KARA formulates chunking as a graph optimization problem:
1. Creates a DAG where nodes are split positions and edges are potential chunks
2. Uses Dijkstra's algorithm to find optimal chunking paths
3. Automatically reuses existing chunks to minimize embedding costs

<!-- Typical efficiency gains: 70-90% fewer embeddings for document updates. -->

## Installation

```bash
pip install kara-toolkit

# With LangChain integration
pip install kara-toolkit[langchain]
```

## Key Parameters

| Parameter                   | Type         | Default | Description                                                                                                                                                                                                                 |
|-----------------------------|--------------|---------|-----------------------------------------------------------------------------------------------------------------------------------------------------------------------------------------------------------------------------|
| `imperfect_chunk_tolerance` | `int`        | `9`     | Controls the trade-off between reusing existing chunks and creating new, perfectly-sized ones.<br><br>- `0`: No tolerance; disables chunk reuse.<br>- `1`: Prefers new chunk over two imperfect ones.<br>- `9`: Balanced default.<br>- `99+`: Maximizes reuse, less uniform sizes. |
| `chunk_size`                | `int`        | `500`   | Target size (in characters) for each text chunk.                                                                                                                                                                            |
| `separators`                | `List[str]`  | `["\n\n", "\n", " "]`       | List of strings used to split the text.

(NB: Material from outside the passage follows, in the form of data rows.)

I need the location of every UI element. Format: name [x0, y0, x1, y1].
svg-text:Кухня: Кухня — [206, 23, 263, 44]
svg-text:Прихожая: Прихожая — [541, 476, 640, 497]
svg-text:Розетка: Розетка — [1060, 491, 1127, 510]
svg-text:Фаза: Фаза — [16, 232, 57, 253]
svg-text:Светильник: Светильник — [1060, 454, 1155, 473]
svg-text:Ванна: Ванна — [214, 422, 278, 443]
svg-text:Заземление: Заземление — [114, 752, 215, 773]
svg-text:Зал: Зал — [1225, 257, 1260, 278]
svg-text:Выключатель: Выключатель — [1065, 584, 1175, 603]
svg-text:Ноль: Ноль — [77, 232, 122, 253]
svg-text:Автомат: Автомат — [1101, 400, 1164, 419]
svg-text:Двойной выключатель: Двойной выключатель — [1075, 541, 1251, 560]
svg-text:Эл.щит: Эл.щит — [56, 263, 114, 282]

If not provided, uses default separators from `RecursiveCharacterChunker`.                                                                     |

## Quick Start

```python
from kara import KARAUpdater, RecursiveCharacterChunker

# Initialize
chunker = RecursiveCharacterChunker(chunk_size=500)
updater = KARAUpdater(chunker=chunker, imperfect_chunk_tolerance=9)

# Process initial documents
result = updater.create_knowledge_base(["Your document content..."])

# Update with new content - reuses existing chunks automatically
update_result = updater.update_knowledge_base(
    result.new_chunked_doc,
    ["Updated document content..."]
)

print(f"Efficiency: {update_result.efficiency_ratio:.1%}")
print(f"Chunks reused: {update_result.num_reused}")
```

## LangChain Integration

```python
from kara.integrations.langchain import KARATextSplitter
from langchain_core.documents import Document

# Use as a drop-in replacement for LangChain text splitters
splitter = KARATextSplitter(chunk_size=300, imperfect_chunk_tolerance=2)

docs = [Document(page_content="Your content...", metadata={"source": "file.pdf"})]
chunks = splitter.split_documents(docs)
```


## Examples

See [`examples/`](examples/) for complete usage examples.


## Roadmap to 1.0.0

- [ ] **100% Test Coverage** - Complete test suite with full coverage
- [ ] **Performance Benchmarks** - Real-world efficiency testing
- [ ] **Framework Support** - LlamaIndex, Haystack, and others
- [ ] **Complete Documentation** - API reference, guides, and examples

## License

CC BY 4.0 License - see [LICENSE](LICENSE) file for details.